4.23F
 
 

Spatialisation nanométrique
 
 

L'architecture que nous proposons pour la spatialisation de l'exposition est de l'ordre du nanomètre. Entre 670 nm (nanomètres) et 254 nm, nous composons une série d'espaces qui se succèdent selon un parcours linéaire, du plus grand au plus petit, du visible à l'invisible, de l'habitable à l'inhabitable. La progression se fait selon un parcours où l'espace se réduit lui-même, se décompose, depuis ce qui forme au départ une unité, en des constituants toujours plus simples et plus petits. Nous programmons un appauvrissement progressif de la lumière blanche qui s'accompagne d'une réduction macroscopique de l'espace. La première chambre, la plus grande, est baignée d'une lumière blanche qui se compose de la superposition du rouge, du vert et du violet, soit l'ensemble du spectre lumineux visible allant de 400 nm à 670nm.  Dans la seconde chambre, plus étroite et plus basse, nous retirons le rouge.

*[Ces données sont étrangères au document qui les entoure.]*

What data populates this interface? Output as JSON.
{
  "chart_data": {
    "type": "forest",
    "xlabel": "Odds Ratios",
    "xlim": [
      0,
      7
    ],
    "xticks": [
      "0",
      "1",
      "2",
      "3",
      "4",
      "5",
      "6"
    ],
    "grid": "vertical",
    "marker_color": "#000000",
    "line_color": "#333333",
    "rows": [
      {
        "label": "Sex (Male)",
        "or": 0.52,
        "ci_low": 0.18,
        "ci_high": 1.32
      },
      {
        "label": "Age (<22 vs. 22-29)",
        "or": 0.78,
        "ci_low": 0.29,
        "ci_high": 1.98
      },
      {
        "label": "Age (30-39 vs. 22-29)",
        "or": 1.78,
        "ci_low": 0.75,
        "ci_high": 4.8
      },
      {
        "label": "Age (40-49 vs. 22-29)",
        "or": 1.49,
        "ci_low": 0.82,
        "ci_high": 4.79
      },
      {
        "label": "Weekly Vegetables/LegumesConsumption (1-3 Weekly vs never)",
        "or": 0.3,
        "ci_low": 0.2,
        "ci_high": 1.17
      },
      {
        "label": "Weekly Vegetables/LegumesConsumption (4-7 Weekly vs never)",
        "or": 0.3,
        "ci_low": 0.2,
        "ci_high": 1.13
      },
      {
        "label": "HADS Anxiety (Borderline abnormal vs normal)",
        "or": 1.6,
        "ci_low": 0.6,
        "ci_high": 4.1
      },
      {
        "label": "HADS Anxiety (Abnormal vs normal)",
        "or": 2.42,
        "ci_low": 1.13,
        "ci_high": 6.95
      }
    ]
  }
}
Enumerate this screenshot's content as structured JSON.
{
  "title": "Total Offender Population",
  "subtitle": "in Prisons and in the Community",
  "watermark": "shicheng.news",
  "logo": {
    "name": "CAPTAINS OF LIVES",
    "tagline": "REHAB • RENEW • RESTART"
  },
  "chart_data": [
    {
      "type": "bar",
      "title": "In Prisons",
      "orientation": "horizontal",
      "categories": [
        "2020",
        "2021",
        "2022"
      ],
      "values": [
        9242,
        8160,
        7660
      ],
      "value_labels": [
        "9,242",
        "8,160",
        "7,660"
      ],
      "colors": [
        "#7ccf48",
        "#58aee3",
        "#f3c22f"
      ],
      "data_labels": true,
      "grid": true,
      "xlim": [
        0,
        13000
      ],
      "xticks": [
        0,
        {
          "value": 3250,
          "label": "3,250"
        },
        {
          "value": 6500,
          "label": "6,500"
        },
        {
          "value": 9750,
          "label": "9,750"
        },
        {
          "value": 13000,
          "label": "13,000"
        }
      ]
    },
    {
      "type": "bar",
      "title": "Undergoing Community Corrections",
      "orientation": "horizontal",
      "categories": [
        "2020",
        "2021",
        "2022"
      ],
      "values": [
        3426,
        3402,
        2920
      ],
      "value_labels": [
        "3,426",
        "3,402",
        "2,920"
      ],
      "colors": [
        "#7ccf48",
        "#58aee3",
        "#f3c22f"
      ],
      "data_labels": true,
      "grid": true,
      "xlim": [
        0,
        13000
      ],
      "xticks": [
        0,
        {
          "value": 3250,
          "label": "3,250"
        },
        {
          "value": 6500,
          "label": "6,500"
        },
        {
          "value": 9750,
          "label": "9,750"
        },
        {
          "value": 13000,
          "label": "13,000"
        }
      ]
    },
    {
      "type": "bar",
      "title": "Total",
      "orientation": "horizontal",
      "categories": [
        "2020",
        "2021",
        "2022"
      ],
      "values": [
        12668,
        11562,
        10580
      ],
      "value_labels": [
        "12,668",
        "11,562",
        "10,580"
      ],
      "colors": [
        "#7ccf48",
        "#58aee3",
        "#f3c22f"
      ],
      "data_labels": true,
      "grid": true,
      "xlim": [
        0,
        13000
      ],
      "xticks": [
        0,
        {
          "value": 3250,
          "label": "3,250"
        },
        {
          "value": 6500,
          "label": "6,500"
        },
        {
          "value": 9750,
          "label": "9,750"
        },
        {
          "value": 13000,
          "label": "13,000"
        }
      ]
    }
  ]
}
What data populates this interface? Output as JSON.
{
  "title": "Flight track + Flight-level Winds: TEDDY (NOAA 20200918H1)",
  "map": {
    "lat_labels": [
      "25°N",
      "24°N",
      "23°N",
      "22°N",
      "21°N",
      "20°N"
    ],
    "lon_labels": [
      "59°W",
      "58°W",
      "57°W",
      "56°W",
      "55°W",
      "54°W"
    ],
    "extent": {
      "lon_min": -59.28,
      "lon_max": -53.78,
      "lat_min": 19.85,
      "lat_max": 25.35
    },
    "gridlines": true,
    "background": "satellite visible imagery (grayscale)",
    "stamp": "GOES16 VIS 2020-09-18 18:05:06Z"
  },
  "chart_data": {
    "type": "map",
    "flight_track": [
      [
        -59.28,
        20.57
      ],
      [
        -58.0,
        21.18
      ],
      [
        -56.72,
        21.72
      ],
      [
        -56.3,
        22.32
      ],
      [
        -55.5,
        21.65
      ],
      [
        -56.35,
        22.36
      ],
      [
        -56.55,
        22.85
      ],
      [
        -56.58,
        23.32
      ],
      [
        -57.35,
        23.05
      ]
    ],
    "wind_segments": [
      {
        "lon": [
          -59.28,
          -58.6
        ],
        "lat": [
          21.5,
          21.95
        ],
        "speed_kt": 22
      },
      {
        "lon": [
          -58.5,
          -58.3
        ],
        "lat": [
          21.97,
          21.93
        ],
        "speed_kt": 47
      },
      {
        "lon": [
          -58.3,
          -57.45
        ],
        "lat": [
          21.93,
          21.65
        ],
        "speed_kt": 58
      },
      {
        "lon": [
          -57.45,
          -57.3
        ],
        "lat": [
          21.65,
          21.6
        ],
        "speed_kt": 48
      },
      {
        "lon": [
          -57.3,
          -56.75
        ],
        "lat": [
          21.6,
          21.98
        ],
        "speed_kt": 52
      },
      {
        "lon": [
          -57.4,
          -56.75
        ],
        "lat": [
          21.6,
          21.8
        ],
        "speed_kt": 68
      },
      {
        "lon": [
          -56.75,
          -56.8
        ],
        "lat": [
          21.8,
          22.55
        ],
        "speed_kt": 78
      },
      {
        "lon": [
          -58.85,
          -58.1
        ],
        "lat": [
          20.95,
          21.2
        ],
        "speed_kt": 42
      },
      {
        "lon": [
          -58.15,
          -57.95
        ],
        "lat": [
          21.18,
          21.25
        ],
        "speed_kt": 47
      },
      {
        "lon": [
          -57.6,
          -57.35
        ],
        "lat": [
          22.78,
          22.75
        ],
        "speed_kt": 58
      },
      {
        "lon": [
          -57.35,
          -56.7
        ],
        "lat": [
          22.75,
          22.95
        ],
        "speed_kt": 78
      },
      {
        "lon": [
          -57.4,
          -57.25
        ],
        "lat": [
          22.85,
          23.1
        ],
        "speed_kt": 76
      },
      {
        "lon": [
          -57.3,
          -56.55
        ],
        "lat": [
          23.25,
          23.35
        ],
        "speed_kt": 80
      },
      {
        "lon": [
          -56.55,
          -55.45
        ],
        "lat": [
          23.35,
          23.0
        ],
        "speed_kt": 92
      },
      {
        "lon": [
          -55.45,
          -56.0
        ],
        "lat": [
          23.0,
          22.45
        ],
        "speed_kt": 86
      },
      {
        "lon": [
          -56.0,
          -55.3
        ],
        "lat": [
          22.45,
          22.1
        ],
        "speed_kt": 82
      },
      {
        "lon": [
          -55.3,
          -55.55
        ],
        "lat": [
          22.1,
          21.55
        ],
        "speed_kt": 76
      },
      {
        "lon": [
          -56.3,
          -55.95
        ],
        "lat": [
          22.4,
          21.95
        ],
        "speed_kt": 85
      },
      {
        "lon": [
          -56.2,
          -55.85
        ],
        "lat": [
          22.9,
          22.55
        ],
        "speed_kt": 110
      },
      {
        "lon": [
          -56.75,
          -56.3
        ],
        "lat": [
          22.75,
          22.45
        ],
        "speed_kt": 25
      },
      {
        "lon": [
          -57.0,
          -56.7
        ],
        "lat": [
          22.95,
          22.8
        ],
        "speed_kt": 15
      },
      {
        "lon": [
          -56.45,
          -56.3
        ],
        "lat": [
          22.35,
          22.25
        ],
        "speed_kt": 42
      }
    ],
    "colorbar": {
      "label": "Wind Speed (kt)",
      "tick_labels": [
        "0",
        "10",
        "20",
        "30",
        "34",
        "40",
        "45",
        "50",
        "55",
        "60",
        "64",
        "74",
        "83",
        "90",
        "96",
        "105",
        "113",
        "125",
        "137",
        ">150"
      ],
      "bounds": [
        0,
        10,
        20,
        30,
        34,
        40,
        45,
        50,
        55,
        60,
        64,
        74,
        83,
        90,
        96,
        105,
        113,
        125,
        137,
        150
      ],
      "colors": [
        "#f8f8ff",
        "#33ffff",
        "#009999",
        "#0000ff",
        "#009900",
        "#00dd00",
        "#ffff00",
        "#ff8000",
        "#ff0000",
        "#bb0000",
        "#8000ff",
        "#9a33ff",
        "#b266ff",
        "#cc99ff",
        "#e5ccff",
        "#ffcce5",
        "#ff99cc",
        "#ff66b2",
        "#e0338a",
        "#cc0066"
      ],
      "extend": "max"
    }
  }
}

Nous obtenons une ambiance bleue, d'une luminosité dont les longueurs d'onde sont comprises entre 400 nm et 550 nm. Dans la troisième chambre, juste à hauteur d'homme, nous retirons les longueurs d'ondes correspondant au vert : il ne reste qu'une lumière violette, entre 400nm et 500 nm. Nous devons nous agenouiller pour entrer dans la quatrième pièce. Ici, en descendant dans des longueurs d'onde encore plus petite, nous quittons le visible pour gagner les ultraviolets. Cette quatrième chambre est baignée dans les UV-A à 360nm, une lumière noire laquelle agit sur l'épiderme, où la peau se transforme par le bronzage, où se forme dans le corps la vitamine D. La dernière chambre, la cinquième est inaccessible. D'une hauteur de 40 cm, nous pouvons juste y glisser la tête. Une lampe UV-C germicide avec création d'ozone, est installée au fond de cette pièce. Elle diffuse un rayonnement électromagnétique de 254 nm qui détruit virus, bactéries et attaque les autres formes de vie ainsi que nous-même. Ici, la longueur d'onde du rayonnement électromagnétique devient trop petite pour être habitable : une dimension limite dans l'infiniment petit où l'espace devient nuisible, brûlant la peau, pénétrant jusqu'au plus profond de notre organisme jusqu'à le détruire.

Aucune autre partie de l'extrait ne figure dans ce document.